January is Alzheimer's Awareness Month, and Sunnybrook researchers are working to help physicians provide patients with timely and accurate dementia diagnoses.
As the Canadian population rapidly ages, the early diagnosis of dementia is becoming increasingly important. In particular, family physicians (FPs) will be called upon to administer lengthy cognitive assessments more often, straining their busy family practice schedules.
Led by Dr. Mary Tierney, director of the primary care research unit at Sunnybrook, a group of researchers are studying the feasibility of computer-administered cognitive assessments.
"While FPs believe in the importance of cognitive assessments, the limited time they have to complete them is a major obstacle. Computerized testing could be used to assist FPs in patient care, as long it is feasible in their older patients," says Tierney, who is also a professor in the department of family community medicine at University of Toronto.
To date, Sunnybrook researchers have administered the Computerized Assessment of Mild Cognitive Impairment (CAMCI) to 263 patients, aged 65 and older. Of the 259 patients that completed the assessment, 93 per cent were able to do so without any additional instructions beyond those provided at the beginning of the test. The main reason the patients needed additional instructions was lack of prior computer use.
"This shows that a computerized cognitive assessment could work well in a family medicine setting. For patients who have never used a computer before, an administrator can be present to help, and it is not necessary for that person to have any specific knowledge about the CAMCI or cognitive function," says Dr. Jocelyn Charles, a co-investigator on the study and chief of family medicine at Sunnybrook.
The next step in the study is to individually interview FPs regarding the usefulness of the computerized test report, and to compare patients' computerized test results with those from paper-based tests. The study continues until the fall of 2012.

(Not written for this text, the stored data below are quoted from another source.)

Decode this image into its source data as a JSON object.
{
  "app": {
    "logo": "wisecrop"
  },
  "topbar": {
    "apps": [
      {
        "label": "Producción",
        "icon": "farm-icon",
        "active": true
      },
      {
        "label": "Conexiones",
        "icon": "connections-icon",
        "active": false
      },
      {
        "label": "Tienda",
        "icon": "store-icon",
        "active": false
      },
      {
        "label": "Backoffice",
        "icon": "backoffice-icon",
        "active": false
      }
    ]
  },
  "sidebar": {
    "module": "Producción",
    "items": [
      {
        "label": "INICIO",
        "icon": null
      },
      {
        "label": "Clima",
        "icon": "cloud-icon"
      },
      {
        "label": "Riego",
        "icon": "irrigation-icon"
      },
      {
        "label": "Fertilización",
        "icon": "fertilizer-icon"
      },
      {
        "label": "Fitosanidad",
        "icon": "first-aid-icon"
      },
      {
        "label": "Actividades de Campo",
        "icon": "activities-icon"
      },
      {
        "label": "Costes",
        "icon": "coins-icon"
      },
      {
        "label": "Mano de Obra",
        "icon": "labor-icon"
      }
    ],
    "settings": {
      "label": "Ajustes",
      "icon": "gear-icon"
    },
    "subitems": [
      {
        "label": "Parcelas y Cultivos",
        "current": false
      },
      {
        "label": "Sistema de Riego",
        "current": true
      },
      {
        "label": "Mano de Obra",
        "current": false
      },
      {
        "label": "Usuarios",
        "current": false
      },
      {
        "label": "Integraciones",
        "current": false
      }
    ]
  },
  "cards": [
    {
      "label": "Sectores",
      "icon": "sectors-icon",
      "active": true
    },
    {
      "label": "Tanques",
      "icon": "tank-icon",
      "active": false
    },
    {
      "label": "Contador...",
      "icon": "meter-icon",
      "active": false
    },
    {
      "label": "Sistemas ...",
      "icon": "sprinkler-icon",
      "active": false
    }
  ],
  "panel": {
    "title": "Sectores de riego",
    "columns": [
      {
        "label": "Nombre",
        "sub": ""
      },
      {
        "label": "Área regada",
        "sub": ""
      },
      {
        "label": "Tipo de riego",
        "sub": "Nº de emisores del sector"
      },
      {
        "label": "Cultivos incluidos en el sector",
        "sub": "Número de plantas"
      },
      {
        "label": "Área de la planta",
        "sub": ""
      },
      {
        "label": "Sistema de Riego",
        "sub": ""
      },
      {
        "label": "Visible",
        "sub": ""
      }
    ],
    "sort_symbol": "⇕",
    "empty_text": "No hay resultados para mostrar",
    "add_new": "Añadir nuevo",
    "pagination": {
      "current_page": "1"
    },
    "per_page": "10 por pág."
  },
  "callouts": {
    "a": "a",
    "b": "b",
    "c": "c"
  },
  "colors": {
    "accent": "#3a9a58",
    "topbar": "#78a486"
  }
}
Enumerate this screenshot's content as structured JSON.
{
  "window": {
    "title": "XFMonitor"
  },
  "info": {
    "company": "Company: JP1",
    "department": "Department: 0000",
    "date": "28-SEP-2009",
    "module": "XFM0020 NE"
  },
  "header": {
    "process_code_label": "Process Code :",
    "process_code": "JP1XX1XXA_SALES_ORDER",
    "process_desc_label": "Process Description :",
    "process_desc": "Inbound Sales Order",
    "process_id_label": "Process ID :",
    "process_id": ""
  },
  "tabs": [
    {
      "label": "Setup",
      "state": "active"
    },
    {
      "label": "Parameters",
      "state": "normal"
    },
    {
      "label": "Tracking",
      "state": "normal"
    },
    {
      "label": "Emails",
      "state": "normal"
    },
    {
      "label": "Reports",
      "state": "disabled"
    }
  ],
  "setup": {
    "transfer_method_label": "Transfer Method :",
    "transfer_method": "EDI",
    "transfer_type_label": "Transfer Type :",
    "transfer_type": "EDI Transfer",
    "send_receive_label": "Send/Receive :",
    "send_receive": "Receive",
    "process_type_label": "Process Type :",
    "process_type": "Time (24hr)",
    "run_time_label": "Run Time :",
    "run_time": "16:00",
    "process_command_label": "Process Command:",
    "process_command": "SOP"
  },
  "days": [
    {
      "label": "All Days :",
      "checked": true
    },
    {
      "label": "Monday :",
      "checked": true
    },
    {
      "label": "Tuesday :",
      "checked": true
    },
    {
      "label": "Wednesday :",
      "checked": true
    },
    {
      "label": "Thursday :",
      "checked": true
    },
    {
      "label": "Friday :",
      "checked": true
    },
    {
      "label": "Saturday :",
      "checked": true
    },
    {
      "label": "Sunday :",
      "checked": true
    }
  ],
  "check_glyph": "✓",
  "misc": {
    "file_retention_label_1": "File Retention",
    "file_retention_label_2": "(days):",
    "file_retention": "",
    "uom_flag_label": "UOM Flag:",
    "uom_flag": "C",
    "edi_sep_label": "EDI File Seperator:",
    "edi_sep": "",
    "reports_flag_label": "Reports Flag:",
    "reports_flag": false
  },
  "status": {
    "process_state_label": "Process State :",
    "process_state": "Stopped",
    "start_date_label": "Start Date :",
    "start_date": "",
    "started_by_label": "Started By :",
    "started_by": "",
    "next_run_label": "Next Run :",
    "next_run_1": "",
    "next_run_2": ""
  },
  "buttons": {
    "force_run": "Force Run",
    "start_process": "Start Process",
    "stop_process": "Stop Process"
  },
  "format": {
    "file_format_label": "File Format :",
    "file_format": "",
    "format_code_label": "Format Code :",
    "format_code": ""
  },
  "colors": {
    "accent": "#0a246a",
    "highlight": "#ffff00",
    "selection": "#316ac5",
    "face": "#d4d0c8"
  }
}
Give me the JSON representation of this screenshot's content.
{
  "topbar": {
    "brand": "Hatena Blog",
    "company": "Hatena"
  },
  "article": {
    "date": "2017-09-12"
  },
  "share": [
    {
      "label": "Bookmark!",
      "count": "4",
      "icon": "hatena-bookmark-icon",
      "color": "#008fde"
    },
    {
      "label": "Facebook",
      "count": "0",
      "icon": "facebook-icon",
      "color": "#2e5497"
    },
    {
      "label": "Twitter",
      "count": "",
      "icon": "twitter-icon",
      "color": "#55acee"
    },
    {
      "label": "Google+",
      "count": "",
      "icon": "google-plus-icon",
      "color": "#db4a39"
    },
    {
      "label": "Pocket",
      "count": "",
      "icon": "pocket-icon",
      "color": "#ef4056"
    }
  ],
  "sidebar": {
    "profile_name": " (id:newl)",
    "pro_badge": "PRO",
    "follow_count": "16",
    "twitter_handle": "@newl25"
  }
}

Alzheimer's disease is the most common form of dementia, accounting for 64 per cent of all dementias in Canada. Symptoms of the disease include the gradual and ongoing decline of short- and long-term memory, along with changes in language abilities, mood, behaviour, judgment and reasoning.
In 2010, more than 500,000 Canadians were living with dementia, at a cost of about $22 billion per year. The number of people with the disease is expected to double within a generation to 1.1 million, and care costs could top $150 billion per year within 25 years.